La nota de Eric González, que le cambió el eje a la que estoy escribiendo, refiere a Trampa 22, donde uno de los protagonistas es un oficial de intendencia convencido de las bondades de la libre empresa, que empieza por vender la seda de los paracaídas y alimentos a los alemanes y acaba subcontratando operaciones con el enemigo, previo pago por adelantado, para bombardear a su propio ejército.
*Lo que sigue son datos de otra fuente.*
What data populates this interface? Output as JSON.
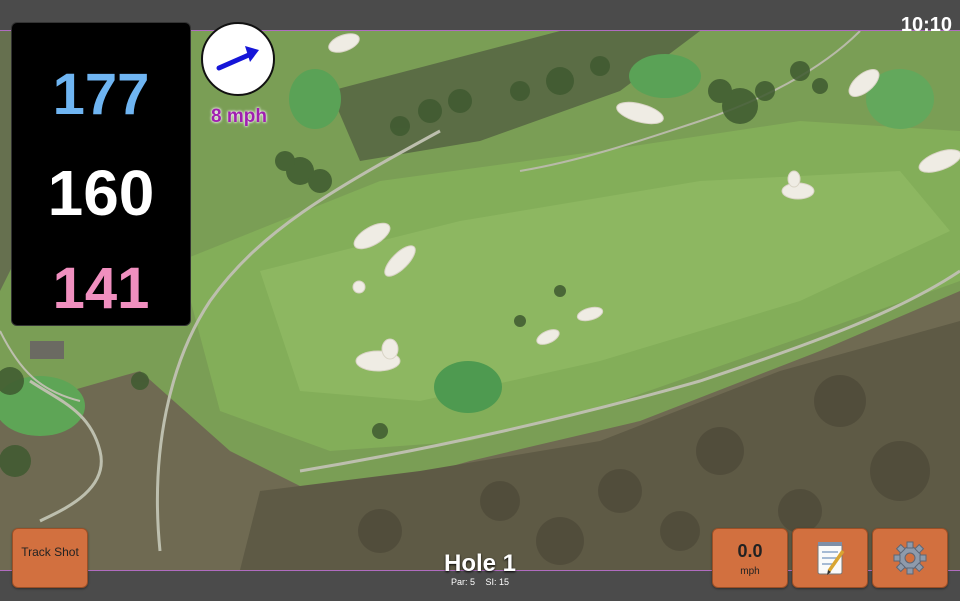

A su vez, Trampa 22 tuvo su antecedente en El tercer hombre (1949) de Carol Reed.
De allí que Eric González refiera a esta época del antropoceno como “Trampa 23”, donde la Unión Europea y los Estados Unidos no pueden asistir impávidos ante la agresión de Putin a Ucrania, que por otro lado debilita a Rusia, además del factor solidario, porque incrementa la industria militar, la carrera armamentista y suma nuevos miembros a la OTAN. Europa apoya a Ucrania con armas, ayuda médica y alimentos, pero le sigue comprando a Rusia casi la mitad del gas que consume.
Es por eso que muchos analistas anglosajones ya usan la expresión “catch 23″, o “trampa 23”, para referir al acto de resolver un problema creando otro mucho más grave.
Secuelas de la realidad, del antropoceno, imprevisibles y borrosas. Tan borrosas como el principio de Neuromancer (Neuromante, 1984), novela que anticipó la realidad virtual: “The sky above the port, was the color of televisión tuned to a death chanel”.